Question 282351
Let r equal the original radius.


The new radius is equal to 2r - 5


Let a equal the original area.


The new area is equal to a + 32*pi


The original area is given by the formula:


a = pi * r^2


The new area is given by the formula


a + 32 * pi = pi * (2r - 5)^2


Replace a with the equivalent expression of pi*r^2 and you get:


pi*r^2 + 32*pi = pi*(2r-5)^2


Simplify to get:


pi*r^2 + 32*pi = 4*pi*r^2 - 20*pi*r + 25*pi


Divide both sides of this equation by pi to get:


r^2 + 32 = 4r^2 - 20r + 25


Subtract r^2 + 32 from both sides of this equation to get:


3r^2 - 20r - 7 = 0


This factors out to be (3r+1) * (r-7) = 0


This makes r = -1/3 and r = 7


r can't be negative so the answer is r = 7.

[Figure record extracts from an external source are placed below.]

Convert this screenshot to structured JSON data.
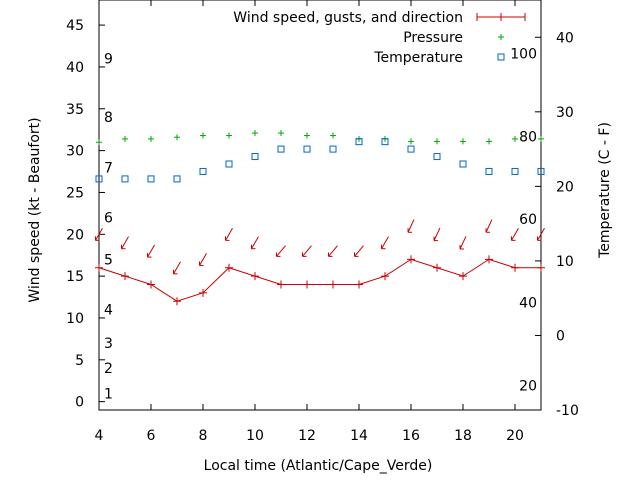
{
  "chart_data": {
    "type": "line",
    "xlabel": "Local time (Atlantic/Cape_Verde)",
    "ylabel_left": "Wind speed (kt - Beaufort)",
    "ylabel_right": "Temperature (C - F)",
    "xlim": [
      4,
      21
    ],
    "ylim_left": [
      -1,
      48
    ],
    "ylim_right": [
      -10,
      45
    ],
    "x_ticks": [
      4,
      6,
      8,
      10,
      12,
      14,
      16,
      18,
      20
    ],
    "y_left_ticks": [
      0,
      5,
      10,
      15,
      20,
      25,
      30,
      35,
      40,
      45
    ],
    "y_right_ticks": [
      -10,
      0,
      10,
      20,
      30,
      40
    ],
    "beaufort_labels": [
      {
        "label": "1",
        "y": 1
      },
      {
        "label": "2",
        "y": 4
      },
      {
        "label": "3",
        "y": 7
      },
      {
        "label": "4",
        "y": 11
      },
      {
        "label": "5",
        "y": 17
      },
      {
        "label": "6",
        "y": 22
      },
      {
        "label": "7",
        "y": 28
      },
      {
        "label": "8",
        "y": 34
      },
      {
        "label": "9",
        "y": 41
      }
    ],
    "fahrenheit_labels": [
      {
        "label": "20",
        "c": -6.7
      },
      {
        "label": "40",
        "c": 4.4
      },
      {
        "label": "60",
        "c": 15.6
      },
      {
        "label": "80",
        "c": 26.7
      },
      {
        "label": "100",
        "c": 37.8
      }
    ],
    "legend": [
      {
        "label": "Wind speed, gusts, and direction",
        "color": "#cc0000"
      },
      {
        "label": "Pressure",
        "color": "#00aa00"
      },
      {
        "label": "Temperature",
        "color": "#0066cc"
      }
    ],
    "series": [
      {
        "name": "Wind speed",
        "x": [
          4,
          5,
          6,
          7,
          8,
          9,
          10,
          11,
          12,
          13,
          14,
          15,
          16,
          17,
          18,
          19,
          20,
          21
        ],
        "values": [
          16,
          15,
          14,
          12,
          13,
          16,
          15,
          14,
          14,
          14,
          14,
          15,
          17,
          16,
          15,
          17,
          16,
          16
        ]
      },
      {
        "name": "Wind direction",
        "x": [
          4,
          5,
          6,
          7,
          8,
          9,
          10,
          11,
          12,
          13,
          14,
          15,
          16,
          17,
          18,
          19,
          20,
          21
        ],
        "y": [
          20,
          19,
          18,
          16,
          17,
          20,
          19,
          18,
          18,
          18,
          18,
          19,
          21,
          20,
          19,
          21,
          20,
          20
        ],
        "angle_deg": [
          30,
          30,
          30,
          30,
          30,
          30,
          30,
          40,
          40,
          40,
          40,
          30,
          25,
          25,
          25,
          25,
          30,
          30
        ]
      },
      {
        "name": "Pressure",
        "x": [
          4,
          5,
          6,
          7,
          8,
          9,
          10,
          11,
          12,
          13,
          14,
          15,
          16,
          17,
          18,
          19,
          20,
          21
        ],
        "values": [
          31,
          31.4,
          31.4,
          31.6,
          31.8,
          31.8,
          32.1,
          32.1,
          31.8,
          31.8,
          31.4,
          31.4,
          31.1,
          31.1,
          31.1,
          31.1,
          31.4,
          31.4
        ]
      },
      {
        "name": "Temperature",
        "x": [
          4,
          5,
          6,
          7,
          8,
          9,
          10,
          11,
          12,
          13,
          14,
          15,
          16,
          17,
          18,
          19,
          20,
          21
        ],
        "values": [
          21,
          21,
          21,
          21,
          22,
          23,
          24,
          25,
          25,
          25,
          26,
          26,
          25,
          24,
          23,
          22,
          22,
          22
        ]
      }
    ]
  }
}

that would be selection c.


Plug this value into the original equation and you get:


a = pi * r^2 becomes a = pi * 49 which becomes a = 49*pi.


The new radius is equal to 2r - 5 which makes the new radius equal to 14 - 5 which makes the new radius equal to 9.


a = pi * 9^2 becomes a = pi * 81 becomes a = 81*pi


81*pi - 49*pi = 32*pi satisfying the requirements of the problem that states that when the radius is increased from 7 to 9, the area is increased by 32*pi.


9 = 2*7 - 5 = 14 - 5 = 9 which is true, confirming the radius increase.


81*pi - 49*pi = 32*pi conforming the area increase.